Vanlock-Hosk Comet torn by tidal forces
Early today, the Enceladus Telescope Array captured the Vanlock-Hosk Comet being torn to pieces by the tidal forces of Saturn. Comet debris scattered and hit a wide area of the A and B Rings, triggering a limited Kessler syndrome – a runaway cascade of collisions causing vast clouds of debris on erratic orbits – and shifting the mass distribution in multiple registered excavation claims. While extreme caution is advised when traversing out of the plane of the rings, the Enceladian Space Observatory claims that craft operating within the rings should be well shielded from impacts. Spectrography did not detect any unexpected mineral signatures.
Astrogation advisory for in-ring transits
A sharp increase in piracy across the disturbed A-ring regions has prompted the Astrogator Guild to issue a new advisory for private operators. Performing burns out of the plane of the ring itself are no longer advised, as with the transit velocities limited by clouds of orbiting debris, ships performing manoeuvres outside the ring plane are exceedingly easy to detect, track and ambush. To prevent illicit interception, the Astrogators guild recommends performing the manoeuvre entirely in the plane of the rings and cutting all thrusts as soon as your ship enters the open space above the ring plane. Trajectories back to the station cannot be intercepted and can use a classical trajectory.
Elon Interstellar StarCAT recall
Multiple events of the fusion misfire of the famous Elon Interstellar StarCAT Stellarator were traced back to a software bug. The mars-based fusion spaceship manufacturer issued a recall on all Model-E ships for a mandatory software upgrade. To compensate customers for lost profit, the company extended the free supply of fusion reactants to their signature Z-Axial-Pinch torches by another year, or as long as the stocks last, whichever comes first.
Maintenance Logs
- New astrogation protocol for in-ring transits. You can now set the velocity of the transit, and it will require you to make the initial burn without a cutscene. This makes the astrogation burns either more challenging or much longer if you opt for an easier transit – but in return, you can orient the ship the way you want it, you are not sitting still when trying to astrogate away from a hostile situation and you have control over your ship orientation when you reach your destination.
- Improved performance of the in-game physics.
- Improved performance of the Enceladus station.
- Some of the NPC ships and drones were using much more resources than they should. This includes certain rare ship encounters using 1000% more CPU than it should and mining companions, cargo containers and drones using 400% more CPU. This dramatically improves performance in relevant encounters.
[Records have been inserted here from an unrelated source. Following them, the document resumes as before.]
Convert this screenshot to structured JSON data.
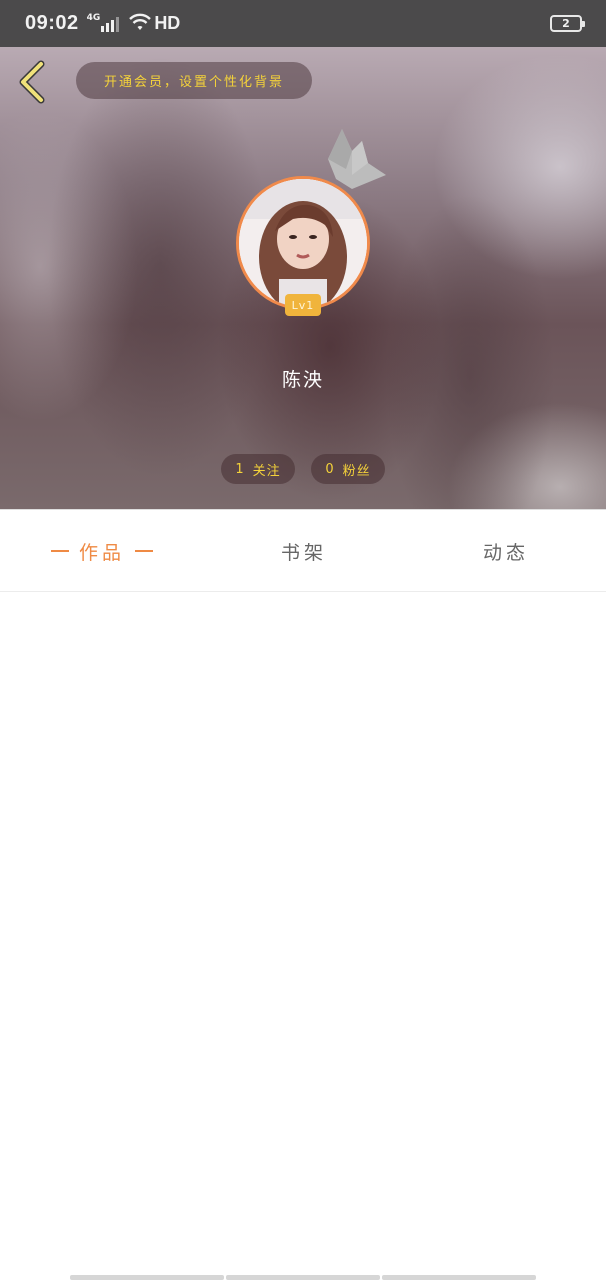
{
  "status_bar": {
    "time": "09:02",
    "network": "4G",
    "hd": "HD",
    "battery": "2"
  },
  "header": {
    "vip_banner": "开通会员，设置个性化背景",
    "level": "Lv1",
    "username": "陈泱",
    "follow_count": "1",
    "follow_label": "关注",
    "fans_count": "0",
    "fans_label": "粉丝"
  },
  "tabs": [
    {
      "label": "作品",
      "active": true
    },
    {
      "label": "书架",
      "active": false
    },
    {
      "label": "动态",
      "active": false
    }
  ],
  "colors": {
    "accent": "#ef8a44",
    "banner_text": "#f4d23a",
    "level_badge": "#f0b43c"
  }
}
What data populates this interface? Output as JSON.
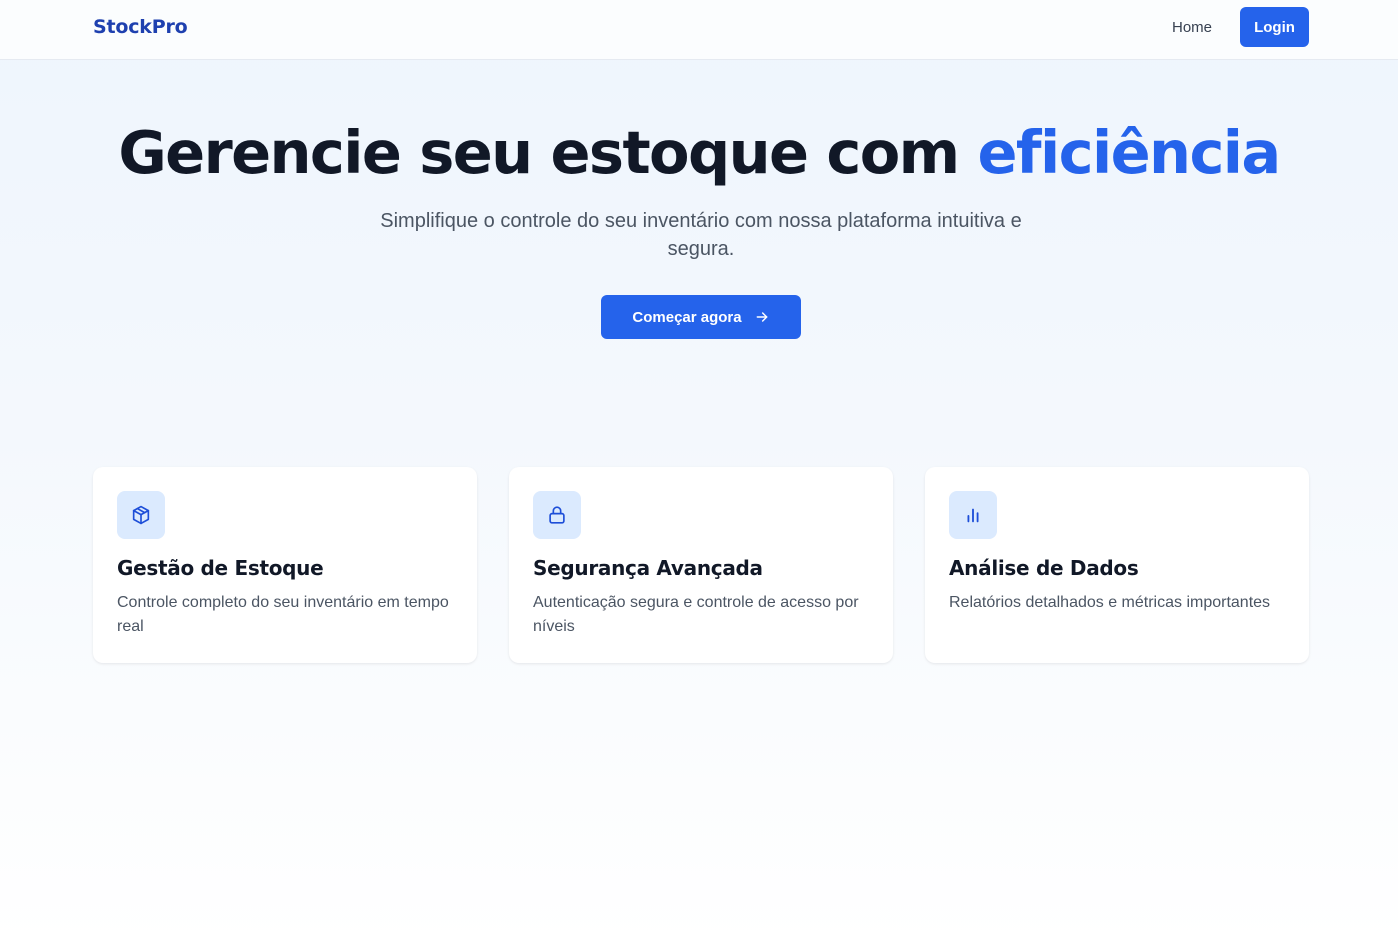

- New visuals for rare and unusual encounters.
- A new way of tracking the ring density and composition, combined with enhanced physics performance, makes the rings much denser.
- The game now tracks your excavation progress during a single dive and you are able to completely strip a region of the rings of ore and asteroids. This both incentivises discovering new areas, improves the immersion factor and enables you to clear a path for an astrogation burn in advance.
- Improved tracking of unusual excavation sites. Unique items will now be depleted gradually, and having multiple unusual sites present won’t cause their content to respawn when you visit them sequentially.
- Astrogation proximity alert now has an active display when activated, making it easier to spot objects preventing your jump.
- Improved the way the game tracks events to take into account lidar contacts and rumours that you did not check out yet. This prevents some objects that were not supposed to move around the rings from spawning in another location.
- The game now correctly takes account of your angular velocity when computing the kinetic energy of the impact. This prevents asteroids or ore chunks wedged between your ship and cradled equipment from inflicting heavy damage when you rotated your ship.
- Disabling post-processing now disables the background nebula shader and overheated computer shader, making the game perform better on low-end hardware.
- When entering and exiting the Tuning menu multiple times in quick succession you could trigger either a crash to the desktop, or make the tuning menu miss all the settings.
- Ship transponders were visible only on the first LIDAR screen they appeared on. This usually meant that they did not display on the Pilot and Geologists tabs, but in some cases, they could be missing from your main display.
- Kinetic weapons with a high rate of fire did not fire at all when your framerate was low.
- The fusion reactor now ignites correctly in low framerates. Previously, if the frame rate was low enough, fusion-based ships were not able to boot up and leave Enceladus station in the initial cutscene, and when disabled in the Rings they remained powered down indefinitely.
- When NPC check if your ship is docked, it checks if it is docked to them specifically. This prevents weird dialogue quirks when a station will give you an unexpected “docked” conversation even if you are docked to another, nearby station or ship.
- Updated Cothon-213 description to reflect the missing Faraday’s cage.
- Fixed some of the crew-based dialogues that were referring to two different persons with the same first name.
- Race drones will not be piloted by a human anymore.
- Fixed lighting and line-of-sight glitches on ultra-wide monitors.
- Race drones and lifepods will now communicate immediately when they enter your cargo hold. This prevents the need to wiggle your ship in order to get your race reward on ships with a long cargo hold.